The people who would be subjected to Ryan's plan, who make do with the tatters of welfare left over from the Clinton-era “ending of welfare as we know it,” are not all black women. The people today who struggle to have and raise children under work-family policies that would be laughable in most other industrialized nations are not even all poor, as Evie Nagy pointed out in Fast Company last week. Yet the strategic deployment of the stereotype of the bad black mother, so memorably trotted out over and over by Ronald Reagan and other Republicans, has ensured that all of them are required to desperately try to pull their entire families up by their bootstraps in an economy where fast food work is one of the fastest-growing jobs.

And it is still black women who face the brunt of the crackdown, who are not simply left to struggle on their own but who have their children taken away for the simple crime of being poor, who are sent to jail for leaving their children in the car or at the park, though there are probably many parents who have had to leave their children unattended in a desperate situation.

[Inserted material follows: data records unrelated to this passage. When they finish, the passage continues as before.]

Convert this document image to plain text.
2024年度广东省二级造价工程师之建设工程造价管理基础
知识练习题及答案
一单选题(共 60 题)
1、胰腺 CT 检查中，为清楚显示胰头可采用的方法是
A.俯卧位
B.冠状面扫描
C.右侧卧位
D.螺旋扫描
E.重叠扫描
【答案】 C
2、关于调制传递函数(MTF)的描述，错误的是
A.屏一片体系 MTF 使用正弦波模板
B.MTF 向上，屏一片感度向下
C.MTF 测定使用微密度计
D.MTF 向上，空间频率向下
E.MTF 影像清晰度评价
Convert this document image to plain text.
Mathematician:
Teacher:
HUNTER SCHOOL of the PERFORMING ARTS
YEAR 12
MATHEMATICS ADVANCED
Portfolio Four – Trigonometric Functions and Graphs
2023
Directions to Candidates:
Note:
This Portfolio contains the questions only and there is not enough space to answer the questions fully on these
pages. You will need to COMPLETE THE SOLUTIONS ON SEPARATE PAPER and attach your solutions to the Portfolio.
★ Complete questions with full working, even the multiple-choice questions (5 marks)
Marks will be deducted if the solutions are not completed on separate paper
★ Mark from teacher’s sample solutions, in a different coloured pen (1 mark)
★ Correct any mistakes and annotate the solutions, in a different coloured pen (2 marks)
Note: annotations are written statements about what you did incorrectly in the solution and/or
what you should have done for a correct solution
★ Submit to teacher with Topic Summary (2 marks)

It is black women who fit the description of a child abuser when the police show up, who do not benefit from the presumption of innocence.

The racist caricatures of black “welfare queens” cruising around in Cadillacs while ignoring or abusing their children were used to create policies that we all have to live with. They were used to create policies that force parents into impossible choices and then blame them for the less-evil decision that they make. They created a situation where a black mother is always a suspect, where taking her children away is the first response from authorities.

They made it possible for the NYPD to drag Denise Stewart into the hall half-naked and then claim it was she who was the criminal, to throw her 12-year-old daughter, the one they claimed to be trying to protect, into the back of a police car in handcuffs.